Apelando a ese tipo de visiones y en medio de las celebraciones patrióticas, en el país reaparece la idea de retirar del Panteón de la Patria los restos del general Pedro Santana. Un absurdo que debería quedar en nada.
Porque es cierto que cometió el gravísimo error de anexar la República Dominicana al Reino de España, pero no fue sobre la base de una traición artera ni a cambio de títulos nobiliarios; si no que, como muchos otros líderes y próceres de las luchas contra la ocupación haitiana, Santana nunca estuvo convencido sobre la llamada “independencia pura y simple”, y se encontraba entre quienes siempre procuraron algún tipo de protectorado o tutelaje de alguna potencia extranjera.

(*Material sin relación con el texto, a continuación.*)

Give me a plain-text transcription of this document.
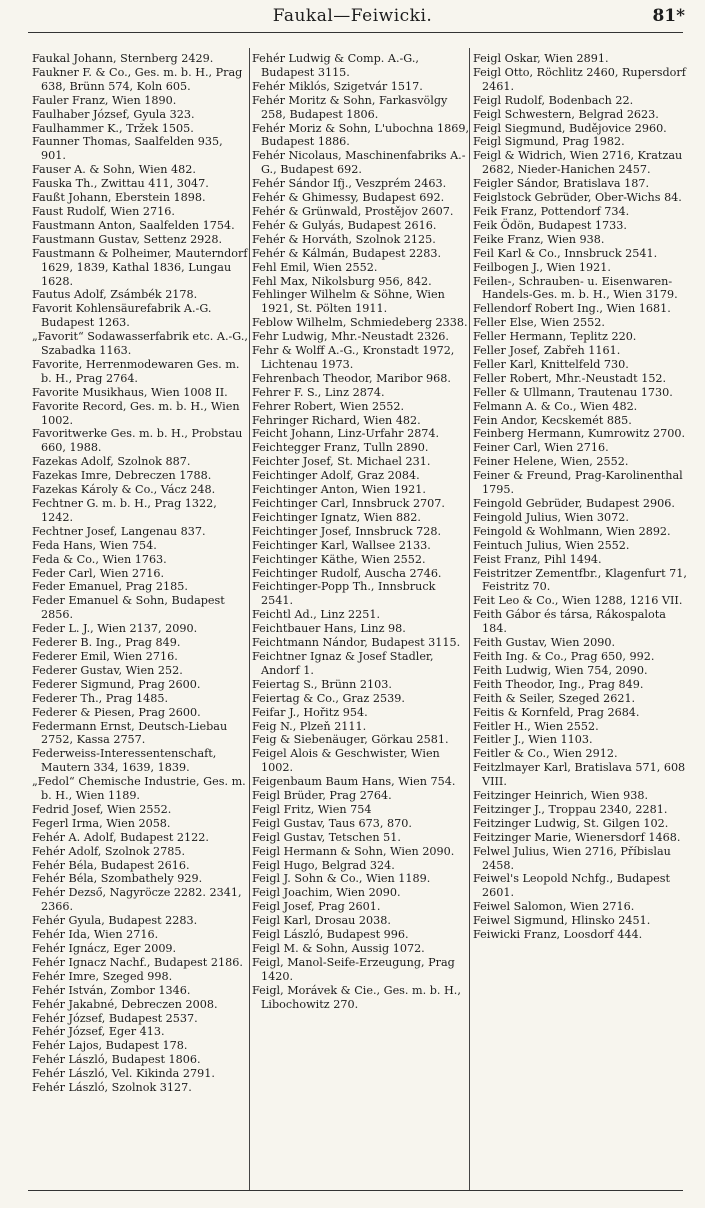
Faukal—Feiwicki.	81*

Faukal Johann, Sternberg 2429.

Faukner F. & Co., Ges. m. b. H., Prag 638, Brünn 574, Koln 605.

Fauler Franz, Wien 1890.

Faulhaber József, Gyula 323.

Faulhammer K., Tržek 1505.

Faunner Thomas, Saalfelden 935, 901.

Fauser A. & Sohn, Wien 482.

Fauska Th., Zwittau 411, 3047.

Faußt Johann, Eberstein 1898.

Faust Rudolf, Wien 2716.

Faustmann Anton, Saalfelden 1754.

Faustmann Gustav, Settenz 2928.

Faustmann & Polheimer, Mauterndorf 1629, 1839, Kathal 1836, Lungau 1628.

Fautus Adolf, Zsámbék 2178.

Favorit Kohlensäurefabrik A.-G. Budapest 1263.

„Favorit“ Sodawasserfabrik etc. A.-G., Szabadka 1163.

Favorite, Herrenmodewaren Ges. m. b. H., Prag 2764.

Favorite Musikhaus, Wien 1008 II.

Favorite Record, Ges. m. b. H., Wien 1002.

Favoritwerke Ges. m. b. H., Probstau 660, 1988.

Fazekas Adolf, Szolnok 887.

Fazekas Imre, Debreczen 1788.

Fazekas Károly & Co., Vácz 248.

Fechtner G. m. b. H., Prag 1322, 1242.

Fechtner Josef, Langenau 837.

Feda Hans, Wien 754.

Feda & Co., Wien 1763.

Feder Carl, Wien 2716.

Feder Emanuel, Prag 2185.

Feder Emanuel & Sohn, Budapest 2856.

Feder L. J., Wien 2137, 2090.

Federer B. Ing., Prag 849.

Federer Emil, Wien 2716.

Federer Gustav, Wien 252.

Federer Sigmund, Prag 2600.

Federer Th., Prag 1485.

Federer & Piesen, Prag 2600.

Federmann Ernst, Deutsch-Liebau 2752, Kassa 2757.

Federweiss-Interessentenschaft, Mautern 334, 1639, 1839.

„Fedol“ Chemische Industrie, Ges. m. b. H., Wien 1189.

Fedrid Josef, Wien 2552.

Fegerl Irma, Wien 2058.

Fehér A. Adolf, Budapest 2122.

Fehér Adolf, Szolnok 2785.

Fehér Béla, Budapest 2616.

Fehér Béla, Szombathely 929.

Fehér Dezső, Nagyröcze 2282. 2341, 2366.

Fehér Gyula, Budapest 2283.

Fehér Ida, Wien 2716.

Fehér Ignácz, Eger 2009.

Fehér Ignacz Nachf., Budapest 2186.

Fehér Imre, Szeged 998.

Fehér István, Zombor 1346.

Fehér Jakabné, Debreczen 2008.

Fehér József, Budapest 2537.

Fehér József, Eger 413.

Fehér Lajos, Budapest 178.

Fehér László, Budapest 1806.

Fehér László, Vel. Kikinda 2791.

Fehér László, Szolnok 3127.

Fehér Ludwig & Comp. A.-G., Budapest 3115.

Fehér Miklós, Szigetvár 1517.

Fehér Moritz & Sohn, Farkasvölgy 258, Budapest 1806.

Fehér Moriz & Sohn, L'ubochna 1869, Budapest 1886.

Fehér Nicolaus, Maschinenfabriks A.-G., Budapest 692.

Fehér Sándor Ifj., Veszprém 2463.

Fehér & Ghimessy, Budapest 692.

Fehér & Grünwald, Prostějov 2607.

Fehér & Gulyás, Budapest 2616.

Fehér & Horváth, Szolnok 2125.

Fehér & Kálmán, Budapest 2283.

Fehl Emil, Wien 2552.

Fehl Max, Nikolsburg 956, 842.

Fehlinger Wilhelm & Söhne, Wien 1921, St. Pölten 1911.

Feblow Wilhelm, Schmiedeberg 2338.

Fehr Ludwig, Mhr.-Neustadt 2326.

Fehr & Wolff A.-G., Kronstadt 1972, Lichtenau 1973.

Fehrenbach Theodor, Maribor 968.

Fehrer F. S., Linz 2874.

Fehrer Robert, Wien 2552.

Fehringer Richard, Wien 482.

Feicht Johann, Linz-Urfahr 2874.

Feichtegger Franz, Tulln 2890.

Feichter Josef, St. Michael 231.

Feichtinger Adolf, Graz 2084.

Feichtinger Anton, Wien 1921.

Feichtinger Carl, Innsbruck 2707.

Feichtinger Ignatz, Wien 882.

Feichtinger Josef, Innsbruck 728.

Feichtinger Karl, Wallsee 2133.

Feichtinger Käthe, Wien 2552.

Feichtinger Rudolf, Auscha 2746.

Feichtinger-Popp Th., Innsbruck 2541.

Feichtl Ad., Linz 2251.

Feichtbauer Hans, Linz 98.

Feichtmann Nándor, Budapest 3115.

Feichtner Ignaz & Josef Stadler, Andorf 1.

Feiertag S., Brünn 2103.

Feiertag & Co., Graz 2539.

Feifar J., Hořitz 954.

Feig N., Plzeň 2111.

Feig & Siebenäuger, Görkau 2581.

Feigel Alois & Geschwister, Wien 1002.

Feigenbaum Baum Hans, Wien 754.

Feigl Brüder, Prag 2764.

Feigl Fritz, Wien 754

Feigl Gustav, Taus 673, 870.

Feigl Gustav, Tetschen 51.

Feigl Hermann & Sohn, Wien 2090.

Feigl Hugo, Belgrad 324.

Feigl J. Sohn & Co., Wien 1189.

Feigl Joachim, Wien 2090.

Feigl Josef, Prag 2601.

Feigl Karl, Drosau 2038.

Feigl László, Budapest 996.

Feigl M. & Sohn, Aussig 1072.

Feigl, Manol-Seife-Erzeugung, Prag 1420.

Feigl, Morávek & Cie., Ges. m. b. H., Libochowitz 270.

Feigl Oskar, Wien 2891.

Feigl Otto, Röchlitz 2460, Rupersdorf 2461.

Feigl Rudolf, Bodenbach 22.

Feigl Schwestern, Belgrad 2623.

Feigl Siegmund, Budějovice 2960.

Feigl Sigmund, Prag 1982.

Feigl & Widrich, Wien 2716, Kratzau 2682, Nieder-Hanichen 2457.

Feigler Sándor, Bratislava 187.

Feiglstock Gebrüder, Ober-Wichs 84.

Feik Franz, Pottendorf 734.

Feik Ödön, Budapest 1733.

Feike Franz, Wien 938.

Feil Karl & Co., Innsbruck 2541.

Feilbogen J., Wien 1921.

Feilen-, Schrauben- u. Eisenwaren-Handels-Ges. m. b. H., Wien 3179.

Fellendorf Robert Ing., Wien 1681.

Feller Else, Wien 2552.

Feller Hermann, Teplitz 220.

Feller Josef, Zabřeh 1161.

Feller Karl, Knittelfeld 730.

Feller Robert, Mhr.-Neustadt 152.

Feller & Ullmann, Trautenau 1730.

Felmann A. & Co., Wien 482.

Fein Andor, Kecskemét 885.

Feinberg Hermann, Kumrowitz 2700.

Feiner Carl, Wien 2716.

Feiner Helene, Wien, 2552.

Feiner & Freund, Prag-Karolinenthal 1795.

Feingold Gebrüder, Budapest 2906.

Feingold Julius, Wien 3072.

Feingold & Wohlmann, Wien 2892.

Feintuch Julius, Wien 2552.

Feist Franz, Pihl 1494.

Feistritzer Zementfbr., Klagenfurt 71, Feistritz 70.

Feit Leo & Co., Wien 1288, 1216 VII.

Feith Gábor és társa, Rákospalota 184.

Feith Gustav, Wien 2090.

Feith Ing. & Co., Prag 650, 992.

Feith Ludwig, Wien 754, 2090.

Feith Theodor, Ing., Prag 849.

Feith & Seiler, Szeged 2621.

Feitis & Kornfeld, Prag 2684.

Feitler H., Wien 2552.

Feitler J., Wien 1103.

Feitler & Co., Wien 2912.

Feitzlmayer Karl, Bratislava 571, 608 VIII.

Feitzinger Heinrich, Wien 938.

Feitzinger J., Troppau 2340, 2281.

Feitzinger Ludwig, St. Gilgen 102.

Feitzinger Marie, Wienersdorf 1468.

Felwel Julius, Wien 2716, Příbislau 2458.

Feiwel's Leopold Nchfg., Budapest 2601.

Feiwel Salomon, Wien 2716.

Feiwel Sigmund, Hlinsko 2451.

Feiwicki Franz, Loosdorf 444.
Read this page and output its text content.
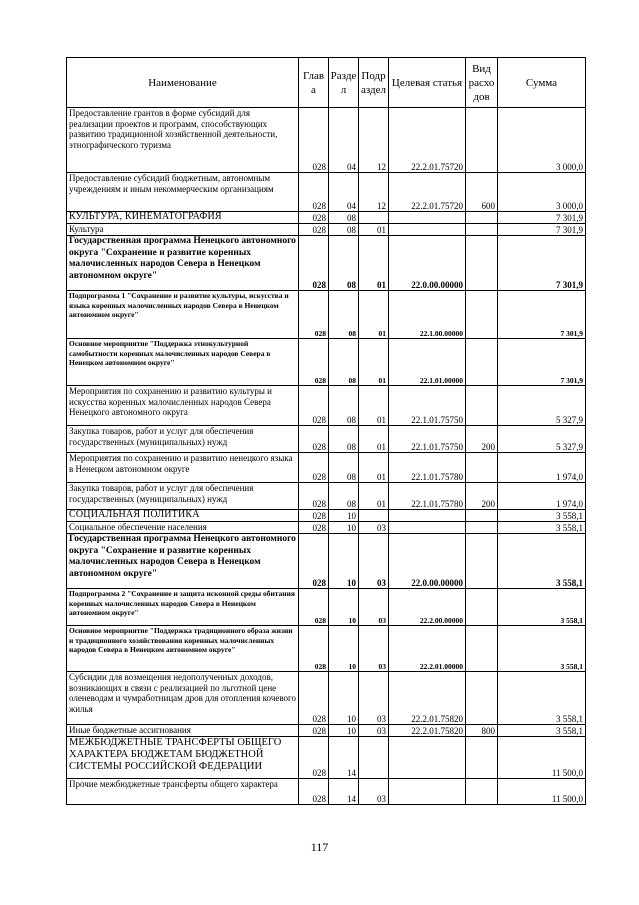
Наименование	Глав а	Разде л	Подр аздел	Целевая статья	Вид расхо дов	Сумма
Предоставление грантов в форме субсидий для реализации проектов и программ, способствующих развитию традиционной хозяйственной деятельности, этнографического туризма	028	04	12	22.2.01.75720		3 000,0
Предоставление субсидий бюджетным, автономным учреждениям и иным некоммерческим организациям	028	04	12	22.2.01.75720	600	3 000,0
КУЛЬТУРА, КИНЕМАТОГРАФИЯ	028	08				7 301,9
Культура	028	08	01			7 301,9
Государственная программа Ненецкого автономного округа "Сохранение и развитие коренных малочисленных народов Севера в Ненецком автономном округе"	028	08	01	22.0.00.00000		7 301,9
Подпрограмма 1 "Сохранение и развитие культуры, искусства и языка коренных малочисленных народов Севера в Ненецком автономном округе"	028	08	01	22.1.00.00000		7 301,9
Основное мероприятие "Поддержка этнокультурной самобытности коренных малочисленных народов Севера в Ненецком автономном округе"	028	08	01	22.1.01.00000		7 301,9
Мероприятия по сохранению и развитию культуры и искусства коренных малочисленных народов Севера Ненецкого автономного округа	028	08	01	22.1.01.75750		5 327,9
Закупка товаров, работ и услуг для обеспечения государственных (муниципальных) нужд	028	08	01	22.1.01.75750	200	5 327,9
Мероприятия по сохранению и развитию ненецкого языка в Ненецком автономном округе	028	08	01	22.1.01.75780		1 974,0
Закупка товаров, работ и услуг для обеспечения государственных (муниципальных) нужд	028	08	01	22.1.01.75780	200	1 974,0
СОЦИАЛЬНАЯ ПОЛИТИКА	028	10				3 558,1
Социальное обеспечение населения	028	10	03			3 558,1
Государственная программа Ненецкого автономного округа "Сохранение и развитие коренных малочисленных народов Севера в Ненецком автономном округе"	028	10	03	22.0.00.00000		3 558,1
Подпрограмма 2 "Сохранение и защита исконной среды обитания коренных малочисленных народов Севера в Ненецком автономном округе"	028	10	03	22.2.00.00000		3 558,1
Основное мероприятие "Поддержка традиционного образа жизни и традиционного хозяйствования коренных малочисленных народов Севера в Ненецком автономном округе"	028	10	03	22.2.01.00000		3 558,1
Субсидии для возмещения недополученных доходов, возникающих в связи с реализацией по льготной цене оленеводам и чумработницам дров для отопления кочевого жилья	028	10	03	22.2.01.75820		3 558,1
Иные бюджетные ассигнования	028	10	03	22.2.01.75820	800	3 558,1
МЕЖБЮДЖЕТНЫЕ ТРАНСФЕРТЫ ОБЩЕГО ХАРАКТЕРА БЮДЖЕТАМ БЮДЖЕТНОЙ СИСТЕМЫ РОССИЙСКОЙ ФЕДЕРАЦИИ	028	14				11 500,0
Прочие межбюджетные трансферты общего характера	028	14	03			11 500,0
117
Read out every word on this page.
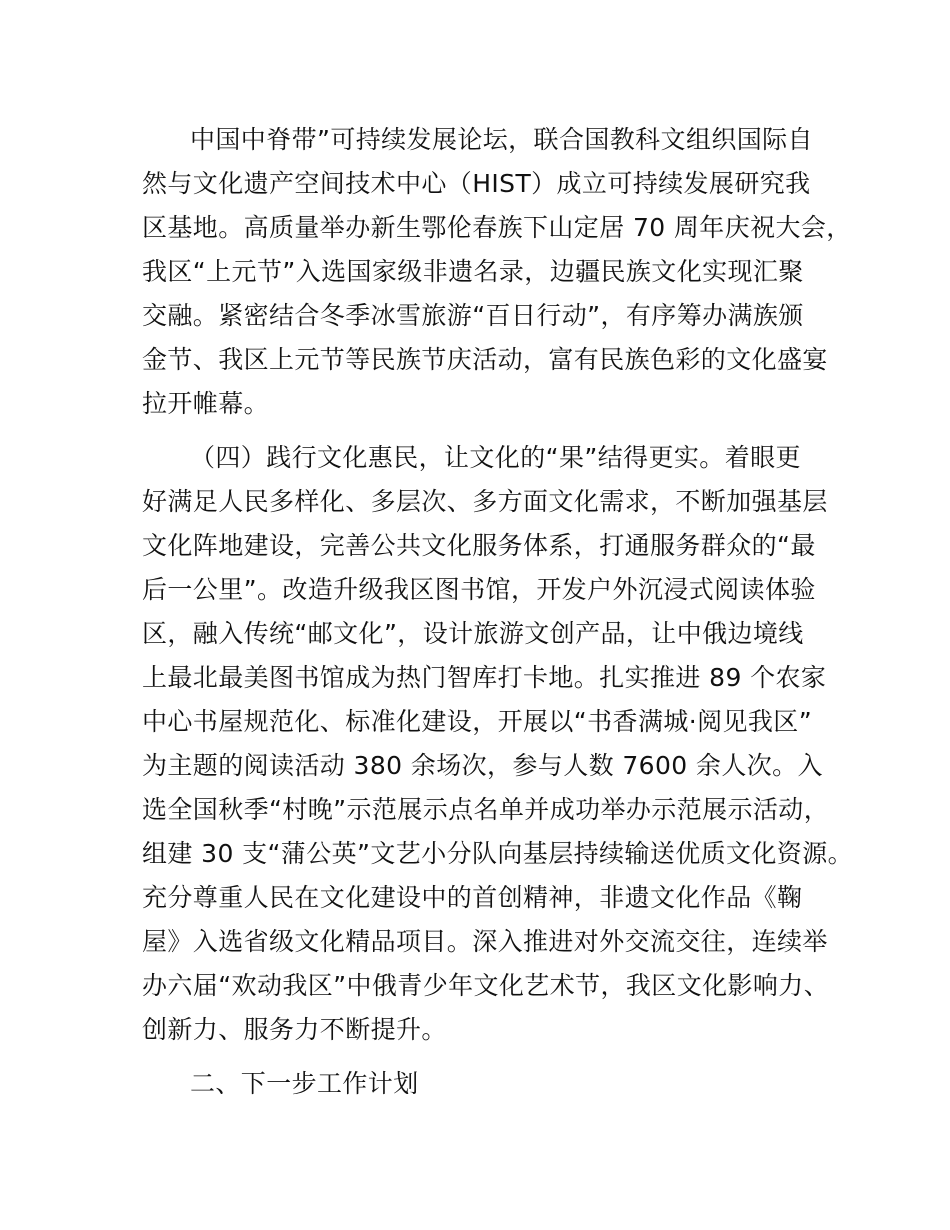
中国中脊带”可持续发展论坛，联合国教科文组织国际自
然与文化遗产空间技术中心（HIST）成立可持续发展研究我
区基地。高质量举办新生鄂伦春族下山定居 70 周年庆祝大会，
我区“上元节”入选国家级非遗名录，边疆民族文化实现汇聚
交融。紧密结合冬季冰雪旅游“百日行动”，有序筹办满族颁
金节、我区上元节等民族节庆活动，富有民族色彩的文化盛宴
拉开帷幕。
（四）践行文化惠民，让文化的“果”结得更实。着眼更
好满足人民多样化、多层次、多方面文化需求，不断加强基层
文化阵地建设，完善公共文化服务体系，打通服务群众的“最
后一公里”。改造升级我区图书馆，开发户外沉浸式阅读体验
区，融入传统“邮文化”，设计旅游文创产品，让中俄边境线
上最北最美图书馆成为热门智库打卡地。扎实推进 89 个农家
中心书屋规范化、标准化建设，开展以“书香满城·阅见我区”
为主题的阅读活动 380 余场次，参与人数 7600 余人次。入
选全国秋季“村晚”示范展示点名单并成功举办示范展示活动，
组建 30 支“蒲公英”文艺小分队向基层持续输送优质文化资源。
充分尊重人民在文化建设中的首创精神，非遗文化作品《鞠
屋》入选省级文化精品项目。深入推进对外交流交往，连续举
办六届“欢动我区”中俄青少年文化艺术节，我区文化影响力、
创新力、服务力不断提升。
二、下一步工作计划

Y la verdad es que aquella Primera República, caracterizada por conflictos entre caudillos autoritarios e inestabilidad política, económica y social, de alguna forma dio pábulo a quienes nunca creyeron en la capacidad del pueblo dominicano de determinar su propio destino.
Santana incurrió en otros errores, cometió incluso crímenes aviesos, pero aun así nada puede borrar su rol imprescindible en el proceso que condujo a la obtención y consolidación de la independencia dominicana. Pésele a quien le pese, sin su liderazgo militar y valentía, esa nación ideada por Juan Pablo Duarte simplemente no habría subsistido.
En Azua, en marzo de 1844, en Las Carreras, un lustro después, y en Cambronal y Santomé, tras más de una década de la proclama febrerista, fue suya la espada a que se aferró la incipiente nación mientras otros vacilaban o se escondían. Y con sus virtudes y defectos, fue bajo sus presidencias que se establecieron los cimientos jurídicos indispensables para consolidar la naciente república.
Pero aun si se quisieran desconocer méritos o esconderlos tras la magnitud de sus faltas, habría que preguntarse qué gana este país con sacar sus restos del Panteón y mandarlos para El Seibo. Cuál problema resuelve o en qué contribuye a consolidar el sentido de unidad e identidad nacional, tan necesarios en estos momentos que continuamos enfrentando la amenaza que significa Haití. Ya no por sus incursiones militares, sino por lo que representa su sempiterna crisis y su manifiesta inviabilidad como estado para la seguridad e integridad territorial y la identidad nacional.
Juzguemos los sucesos y nombres de nuestra historia a partir de los momentos y sus circunstancias, y ocupemos tiempo y energías en problemas reales, no en nimiedades y falsos debates que solo dividen y marginan.